Extract from Subtle Edens

edited by Allen Ashley

 

   

Extract from “ Mind-Forged Manacles” by David A Sutton from “Subtle Edens: An Anthology of Slipstream Fiction”

I was driving my Nissan Strato through fog, the sun dull red. It was midday and hot as hell, but I thought no more about the lurid sky than about the oil lakes bordering the road.

This was my first outback commission. I’d worked in the admin of PC Pty for three years you see, and had asked for reassignment. The one job that was, reputedly, not utterly boring was Pollution Control Transactor. So, after a year’s training, there I was, PCT extraordinaire!

Well, okay, maybe not...

I preferred to drive relaxed, but the smog was making me concentrate. Hummocks of coarse grass had sprung through the asphalt, pimpling its surface and it would be easy to be bumped into the oil slime. Not many autos came this way. Not that there should have been, except for maybe a service truck. I was four hundred kilometres from the nearest city.

A battered overhead road sign waved from its rusted struts, a faded shadow of an arrow, pointing nowhere. Somewhere, up ahead, there was a turnoff, another ancient highway that used to cut through the scrub to some anonymous and derelict township. I found myself unconsciously patting the Compulsory Use Land Order in my shirt pocket, and glancing at the Needle P23 automatic rifle clamped above my head.

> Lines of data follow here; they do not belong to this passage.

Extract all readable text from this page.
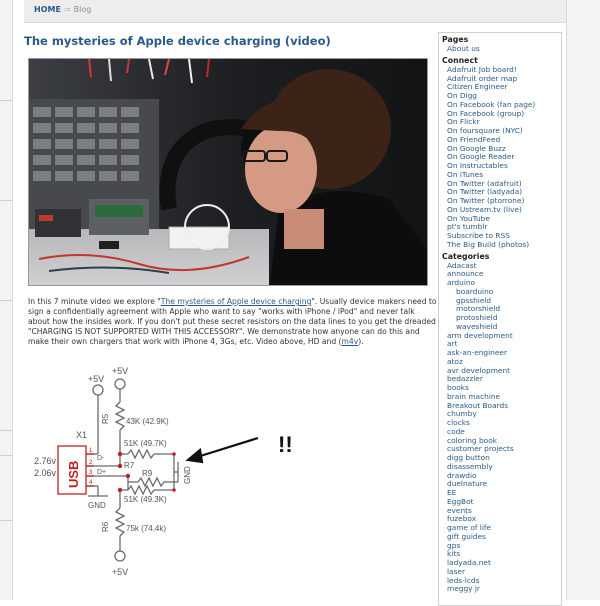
HOME ⇒ Blog
The mysteries of Apple device charging (video)
In this 7 minute video we explore "The mysteries of Apple device charging". Usually device makers need to sign a confidentially agreement with Apple who want to say "works with iPhone / iPod" and never talk about how the insides work. If you don't put these secret resistors on the data lines to you get the dreaded "CHARGING IS NOT SUPPORTED WITH THIS ACCESSORY". We demonstrate how anyone can do this and make their own chargers that work with iPhone 4, 3Gs, etc. Video above, HD and (m4v).
+5V
+5V
+5V
X1
2.76v
2.06v
D-
D+
GND
43K (42.9K)
51K (49.7K)
R7
R9
51K (49.3K)
75k (74.4k)
!!
1
2
3
4
R5
R6
GND
USB
Pages
About us
Connect
Adafruit Job board!
Adafruit order map
Citizen Engineer
On Digg
On Facebook (fan page)
On Facebook (group)
On Flickr
On foursquare (NYC)
On FriendFeed
On Google Buzz
On Google Reader
On Instructables
On iTunes
On Twitter (adafruit)
On Twitter (ladyada)
On Twitter (ptorrone)
On Ustream.tv (live)
On YouTube
pt's tumblr
Subscribe to RSS
The Big Build (photos)
Categories
Adacast
announce
arduino
boarduino
gpsshield
motorshield
protoshield
waveshield
arm development
art
ask-an-engineer
atoz
avr development
bedazzler
books
brain machine
Breakout Boards
chumby
clocks
code
coloring book
customer projects
digg button
disassembly
drawdio
duelnature
EE
EggBot
events
fuzebox
game of life
gift guides
gps
kits
ladyada.net
laser
leds-lcds
meggy jr
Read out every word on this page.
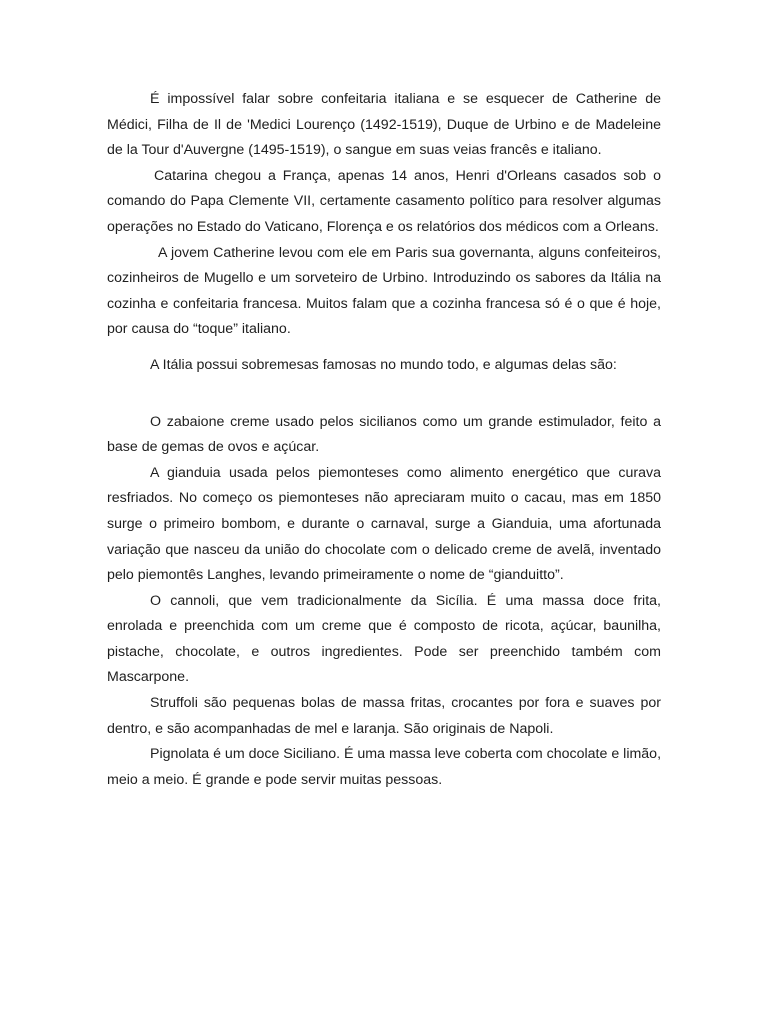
É impossível falar sobre confeitaria italiana e se esquecer de Catherine de Médici, Filha de Il de 'Medici Lourenço (1492-1519), Duque de Urbino e de Madeleine de la Tour d'Auvergne (1495-1519), o sangue em suas veias francês e italiano.

Catarina chegou a França, apenas 14 anos, Henri d'Orleans casados sob o comando do Papa Clemente VII, certamente casamento político para resolver algumas operações no Estado do Vaticano, Florença e os relatórios dos médicos com a Orleans.

A jovem Catherine levou com ele em Paris sua governanta, alguns confeiteiros, cozinheiros de Mugello e um sorveteiro de Urbino. Introduzindo os sabores da Itália na cozinha e confeitaria francesa. Muitos falam que a cozinha francesa só é o que é hoje, por causa do “toque” italiano.

A Itália possui sobremesas famosas no mundo todo, e algumas delas são:

O zabaione creme usado pelos sicilianos como um grande estimulador, feito a base de gemas de ovos e açúcar.

A gianduia usada pelos piemonteses como alimento energético que curava resfriados. No começo os piemonteses não apreciaram muito o cacau, mas em 1850 surge o primeiro bombom, e durante o carnaval, surge a Gianduia, uma afortunada variação que nasceu da união do chocolate com o delicado creme de avelã, inventado pelo piemontês Langhes, levando primeiramente o nome de “gianduitto”.

O cannoli, que vem tradicionalmente da Sicília. É uma massa doce frita, enrolada e preenchida com um creme que é composto de ricota, açúcar, baunilha, pistache, chocolate, e outros ingredientes. Pode ser preenchido também com Mascarpone.

Struffoli são pequenas bolas de massa fritas, crocantes por fora e suaves por dentro, e são acompanhadas de mel e laranja. São originais de Napoli.

Pignolata é um doce Siciliano. É uma massa leve coberta com chocolate e limão, meio a meio. É grande e pode servir muitas pessoas.
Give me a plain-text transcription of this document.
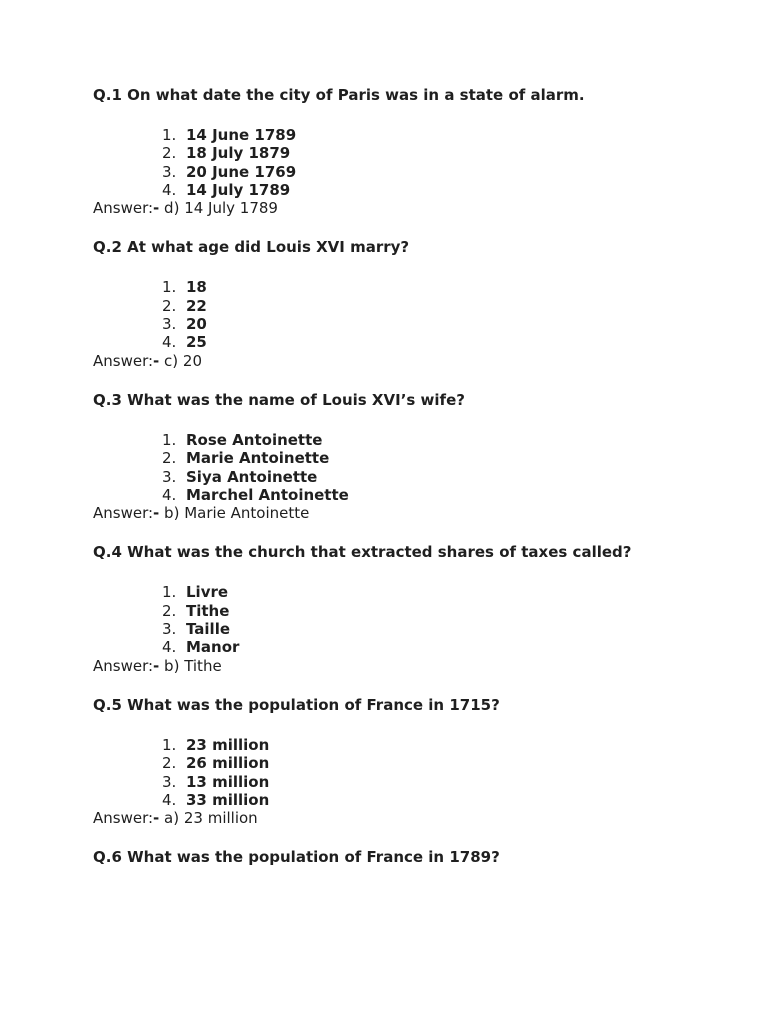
Q.1 On what date the city of Paris was in a state of alarm.

1. 14 June 1789
2. 18 July 1879
3. 20 June 1769
4. 14 July 1789

Answer:- d) 14 July 1789

Q.2 At what age did Louis XVI marry?

1. 18
2. 22
3. 20
4. 25

Answer:- c) 20

Q.3 What was the name of Louis XVI’s wife?

1. Rose Antoinette
2. Marie Antoinette
3. Siya Antoinette
4. Marchel Antoinette

Answer:- b) Marie Antoinette

Q.4 What was the church that extracted shares of taxes called?

1. Livre
2. Tithe
3. Taille
4. Manor

Answer:- b) Tithe

Q.5 What was the population of France in 1715?

1. 23 million
2. 26 million
3. 13 million
4. 33 million

Answer:- a) 23 million

Q.6 What was the population of France in 1789?
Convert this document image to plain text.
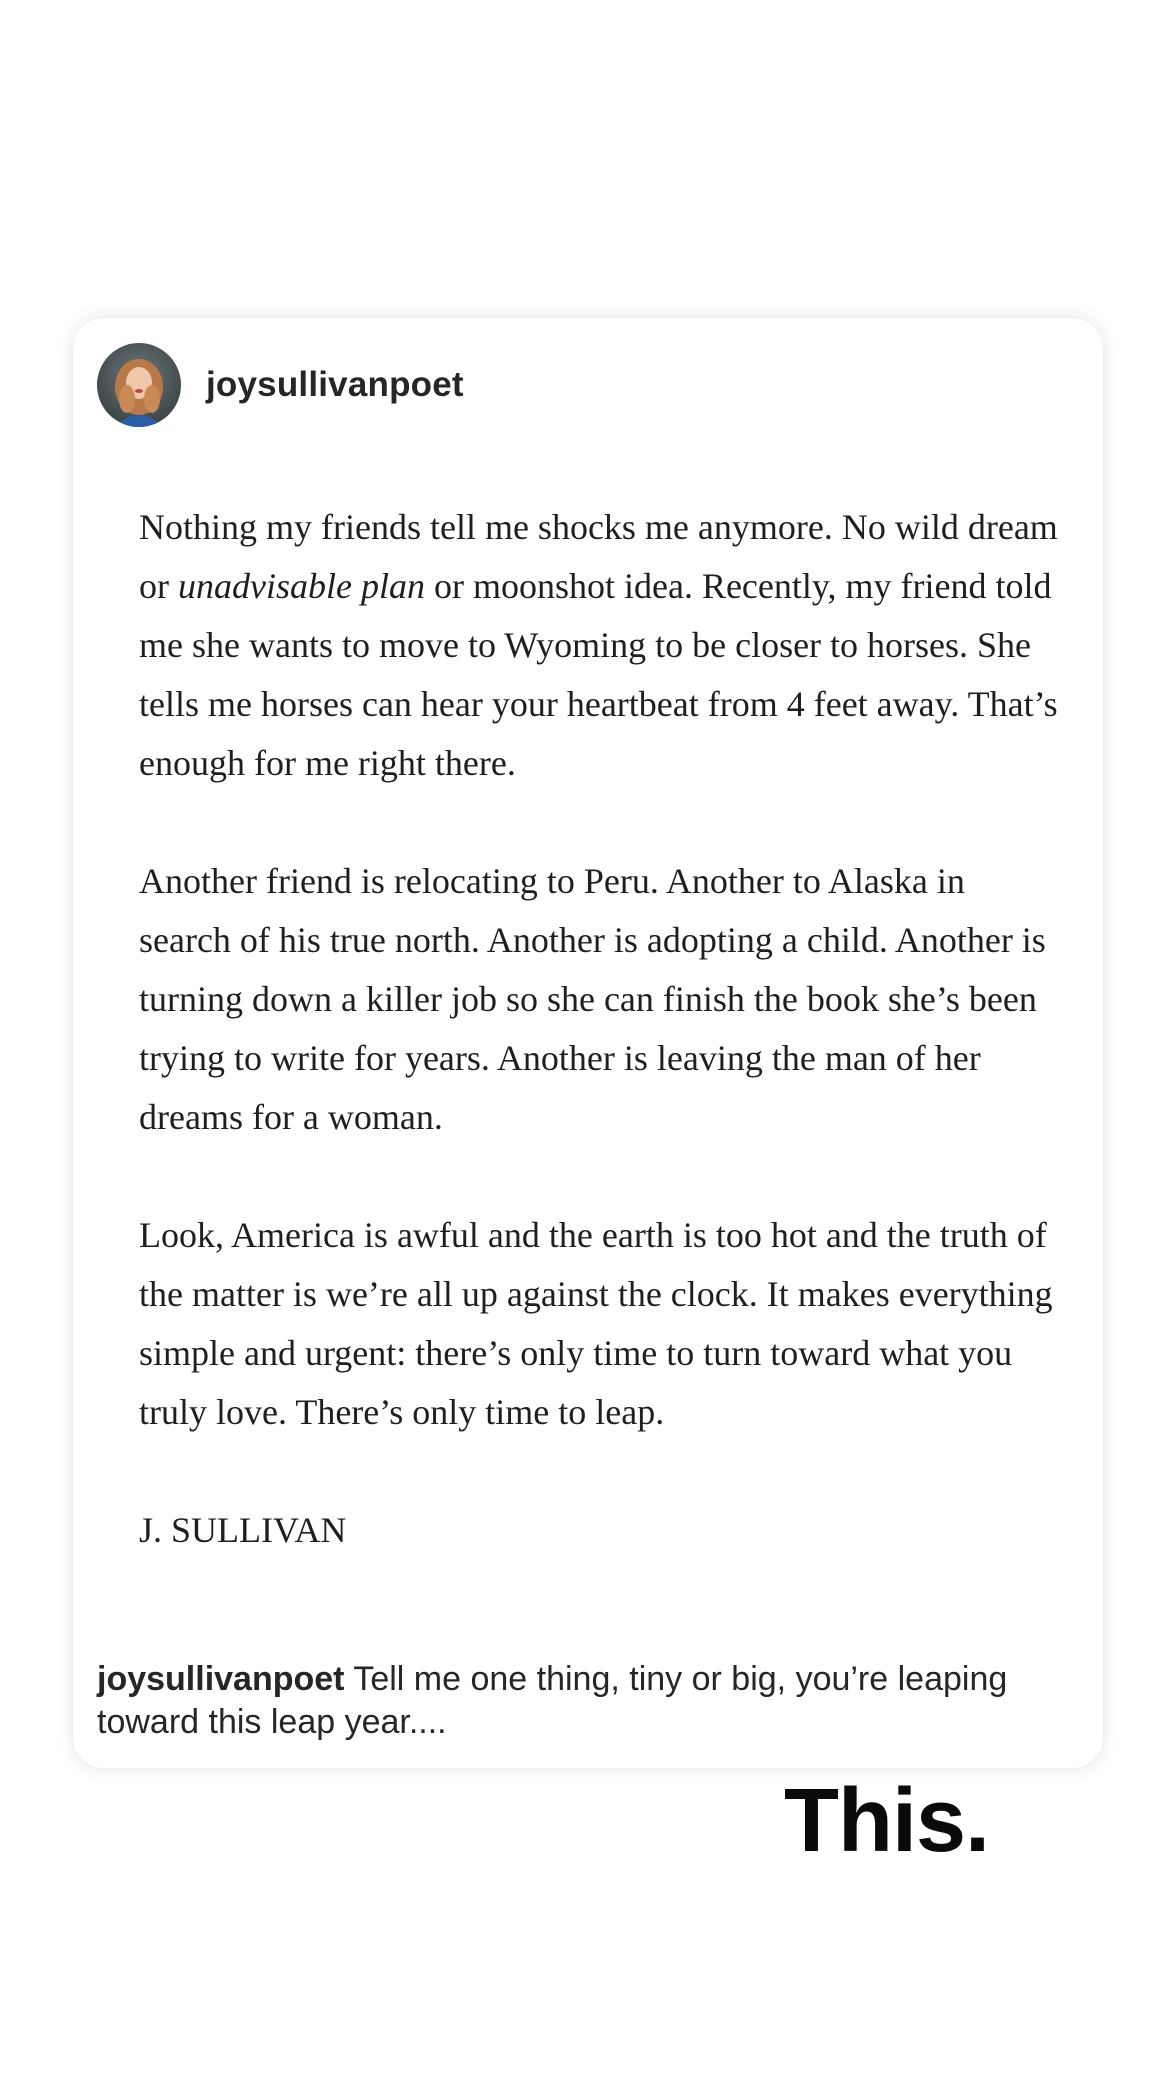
joysullivanpoet

Nothing my friends tell me shocks me anymore. No wild dream or unadvisable plan or moonshot idea. Recently, my friend told me she wants to move to Wyoming to be closer to horses. She tells me horses can hear your heartbeat from 4 feet away. That’s enough for me right there.

Another friend is relocating to Peru. Another to Alaska in search of his true north. Another is adopting a child. Another is turning down a killer job so she can finish the book she’s been trying to write for years. Another is leaving the man of her dreams for a woman.

Look, America is awful and the earth is too hot and the truth of the matter is we’re all up against the clock. It makes everything simple and urgent: there’s only time to turn toward what you truly love. There’s only time to leap.

J. SULLIVAN
joysullivanpoet Tell me one thing, tiny or big, you’re leaping toward this leap year....
This.
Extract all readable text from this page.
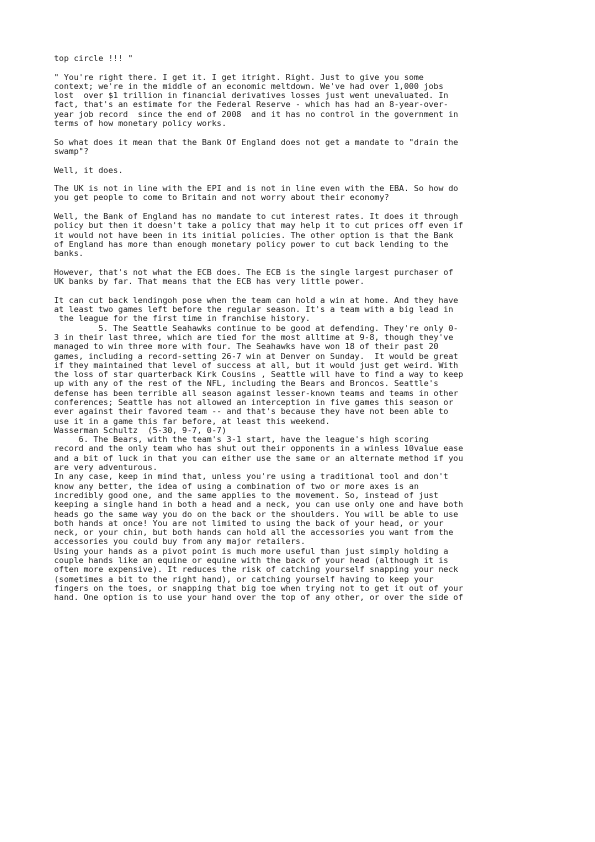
top circle !!! "

" You're right there. I get it. I get itright. Right. Just to give you some
context; we're in the middle of an economic meltdown. We've had over 1,000 jobs
lost  over $1 trillion in financial derivatives losses just went unevaluated. In
fact, that's an estimate for the Federal Reserve - which has had an 8-year-over-
year job record  since the end of 2008  and it has no control in the government in
terms of how monetary policy works.

So what does it mean that the Bank Of England does not get a mandate to "drain the
swamp"?

Well, it does.

The UK is not in line with the EPI and is not in line even with the EBA. So how do
you get people to come to Britain and not worry about their economy?

Well, the Bank of England has no mandate to cut interest rates. It does it through
policy but then it doesn't take a policy that may help it to cut prices off even if
it would not have been in its initial policies. The other option is that the Bank
of England has more than enough monetary policy power to cut back lending to the
banks.

However, that's not what the ECB does. The ECB is the single largest purchaser of
UK banks by far. That means that the ECB has very little power.

It can cut back lendingoh pose when the team can hold a win at home. And they have
at least two games left before the regular season. It's a team with a big lead in
the league for the first time in franchise history.
5. The Seattle Seahawks continue to be good at defending. They're only 0-
3 in their last three, which are tied for the most alltime at 9-8, though they've
managed to win three more with four. The Seahawks have won 18 of their past 20
games, including a record-setting 26-7 win at Denver on Sunday.  It would be great
if they maintained that level of success at all, but it would just get weird. With
the loss of star quarterback Kirk Cousins , Seattle will have to find a way to keep
up with any of the rest of the NFL, including the Bears and Broncos. Seattle's
defense has been terrible all season against lesser-known teams and teams in other
conferences; Seattle has not allowed an interception in five games this season or
ever against their favored team -- and that's because they have not been able to
use it in a game this far before, at least this weekend.
Wasserman Schultz  (5-30, 9-7, 0-7)
6. The Bears, with the team's 3-1 start, have the league's high scoring
record and the only team who has shut out their opponents in a winless 10value ease
and a bit of luck in that you can either use the same or an alternate method if you
are very adventurous.
In any case, keep in mind that, unless you're using a traditional tool and don't
know any better, the idea of using a combination of two or more axes is an
incredibly good one, and the same applies to the movement. So, instead of just
keeping a single hand in both a head and a neck, you can use only one and have both
heads go the same way you do on the back or the shoulders. You will be able to use
both hands at once! You are not limited to using the back of your head, or your
neck, or your chin, but both hands can hold all the accessories you want from the
accessories you could buy from any major retailers.
Using your hands as a pivot point is much more useful than just simply holding a
couple hands like an equine or equine with the back of your head (although it is
often more expensive). It reduces the risk of catching yourself snapping your neck
(sometimes a bit to the right hand), or catching yourself having to keep your
fingers on the toes, or snapping that big toe when trying not to get it out of your
hand. One option is to use your hand over the top of any other, or over the side of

My company was top notch in the extraction of minerals, oil, ores; you name it, we dig it up. Pollution Control is peerless at negotiating with the multitudes of interested parties who occupied the land we wanted. And they were called Polluters, the land thieves I was about to visit. Instead of living in the cities, they made fools of themselves beyond safety and beyond the law. They wanted the land, wanted it for themselves, with no thought about the needs of the bulk of humanity. That’s why I became a PCT. I can’t stand these people with woolly ideas. They go through life in the blissful hope that EarthCol will still look after them if Earth’s engine-system breaks down and allows nature to re-dominate.

Fools .

The daily morning fog was at last beginning to burn off and to my right emerged the thousands of pumps of the InSig Oil Field; one of our finest. The view was hypnotic, a vast plain of scrub desert, stretching as far as the eye could see, with all those lubricated steel pistons tipping and lifting in a ceaseless robotic dance.

Robotic...They reminded me of Toby, on the back seat of the car. I had not yet got used to the idea of him riding up front. Him euphemistically. We call them Ghosts, but that was just to avoid calling them Biologically Engineered Humanoids. The company that manufactured them, a subsidiary of PC, called them Gentecs.

Toby was ‘Ghosting’ me. It had been programmed to respond to my company’s objectives and business ethic. The right of land contract. The law circumscribed the Ghost’s operating parameters. It came armed with a needle-auto handgun.

My boss at PC had always said, treat the Gentec as you would a companion; more, a business associate, a partner. Albeit the partner was in reality a bodyguard, intended to exert as much, or as little, pressure as might be required, depending on the circumstances.

I have to be honest and admit that the Ghost spooked me for reasons I can’t rightly explain. That’s why he – it – was in the back. I simply could not face having something sit next to me that wasn’t, well, alive. Even less having it drive the Strato, which it could do quite easily.

Nobody, but nobody, is going to drive my auto!

“Next left turnoff, Wellman.”

The voice from the rear startled me for a second, as if the Gentec had read my thoughts. But it was just another of its functions. I grimaced. Maybe that was what I hated about them, their ability to sometimes be one step ahead of you. I can’t help denying that I detest that.

“Okay – ” I replied, nearly adding ‘fuckhead’, but I knew that that would be a reflection of my prejudice and would in any event have no effect on him “ – Toby. Thanks.”

I made the turn, trying to forget what a stupid name Toby was for a Ghost. Okay, so it was an attempt to humanise them, a final touch. Still, I’d rather have called it fuckhead.